The wind changed and the music was easier to hear. Her slow, cautious gait quickened until she was hurrying along a dim path in the woods. Then she screamed as a hand grasped her. The darkness allowed her the faintest gaze at features and she vaguely recognized: Mrs Headly, the housekeeper.
‘What are you doing out here alone?’ The woman grabbed Hester’s arm and dragged her back through the woods and past the dreaded animals. Hester cowered as she imagined glowing stares mocking her as she was led back in shame.
‘You can’t venture out into the woods at night,’ Mrs Headly said as they returned to the parlor. ‘There are so many wild animals. And there are other creatures out there too.’
‘What kind of creatures?’ Hester asked as she watched Mrs Headly pour tea from a pot that was standing on a silver tray. As she handed the cup to Hester, Mrs Headly frowned.
‘It’s not for me to say much, save don’t try to find out. Stay near the house at night and all will be well.’
‘I can understand that,’ Hester said. ‘I’m so used to the city that I forget that there are dangerous animals around out here in the country.’
‘Don’t you forget it.’
Mrs Headly stood up and brushed off her apron.
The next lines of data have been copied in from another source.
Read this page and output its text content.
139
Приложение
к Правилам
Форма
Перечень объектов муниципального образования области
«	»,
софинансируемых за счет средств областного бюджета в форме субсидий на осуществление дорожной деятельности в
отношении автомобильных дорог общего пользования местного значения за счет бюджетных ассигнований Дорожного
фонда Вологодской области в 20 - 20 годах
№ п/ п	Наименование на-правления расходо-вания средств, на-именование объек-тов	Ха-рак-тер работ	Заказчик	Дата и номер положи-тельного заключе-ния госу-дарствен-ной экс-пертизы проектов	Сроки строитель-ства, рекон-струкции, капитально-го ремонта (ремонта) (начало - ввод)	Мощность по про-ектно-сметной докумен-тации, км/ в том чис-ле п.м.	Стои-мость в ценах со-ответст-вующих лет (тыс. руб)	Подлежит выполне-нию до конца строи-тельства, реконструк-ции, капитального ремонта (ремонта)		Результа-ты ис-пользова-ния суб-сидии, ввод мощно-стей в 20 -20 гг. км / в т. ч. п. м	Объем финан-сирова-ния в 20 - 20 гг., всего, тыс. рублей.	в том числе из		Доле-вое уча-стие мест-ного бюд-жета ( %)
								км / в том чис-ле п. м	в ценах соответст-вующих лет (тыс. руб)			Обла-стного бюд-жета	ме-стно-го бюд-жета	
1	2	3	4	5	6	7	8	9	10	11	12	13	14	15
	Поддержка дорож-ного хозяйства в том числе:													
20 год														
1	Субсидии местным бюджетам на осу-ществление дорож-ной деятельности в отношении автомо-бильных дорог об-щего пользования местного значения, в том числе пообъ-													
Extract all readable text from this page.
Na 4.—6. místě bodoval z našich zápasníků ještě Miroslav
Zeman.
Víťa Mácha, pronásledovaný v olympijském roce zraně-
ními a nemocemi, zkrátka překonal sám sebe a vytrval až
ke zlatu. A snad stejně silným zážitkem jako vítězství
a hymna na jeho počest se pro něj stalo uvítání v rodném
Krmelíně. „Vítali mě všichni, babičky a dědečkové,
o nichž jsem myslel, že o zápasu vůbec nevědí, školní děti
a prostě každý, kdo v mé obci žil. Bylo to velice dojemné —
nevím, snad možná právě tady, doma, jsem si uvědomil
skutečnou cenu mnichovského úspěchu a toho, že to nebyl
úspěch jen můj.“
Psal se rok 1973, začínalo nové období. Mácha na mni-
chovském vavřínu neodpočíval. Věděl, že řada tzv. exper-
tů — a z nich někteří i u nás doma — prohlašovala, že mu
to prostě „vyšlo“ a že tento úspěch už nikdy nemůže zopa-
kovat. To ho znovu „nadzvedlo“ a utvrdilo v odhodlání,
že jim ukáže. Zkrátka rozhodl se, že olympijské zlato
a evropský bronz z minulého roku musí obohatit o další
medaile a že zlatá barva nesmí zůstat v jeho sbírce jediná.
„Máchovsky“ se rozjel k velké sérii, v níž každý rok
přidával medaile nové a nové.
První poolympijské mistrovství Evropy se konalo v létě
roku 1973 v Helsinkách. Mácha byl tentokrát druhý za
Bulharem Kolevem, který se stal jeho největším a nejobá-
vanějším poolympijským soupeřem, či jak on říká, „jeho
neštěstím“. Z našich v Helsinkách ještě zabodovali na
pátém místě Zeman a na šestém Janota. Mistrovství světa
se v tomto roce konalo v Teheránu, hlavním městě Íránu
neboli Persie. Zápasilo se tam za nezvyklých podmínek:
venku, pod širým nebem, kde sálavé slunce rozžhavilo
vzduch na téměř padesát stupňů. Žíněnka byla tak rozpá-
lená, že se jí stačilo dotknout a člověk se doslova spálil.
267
A few tell-tale wood grasses clung to it. ‘I have chores to attend to so enjoy your tea.’
‘Thank you, Mrs Headly.’
Once the buxom housekeeper was gone, Hester turned her attention back out the window. If she squinted her eyes and used her imagination, she could see the gypsies dancing and laughing. Dream or no dream, there were gypsies in the fields that night.
A carnival was probably in town. It had been a long time since she had been to a carnival. She fingered a little locket with a blue stone and many glittering crystal shards that she always wore around her neck.
Maybe she could convince her employer to let her take an afternoon off to go see the carnival for herself?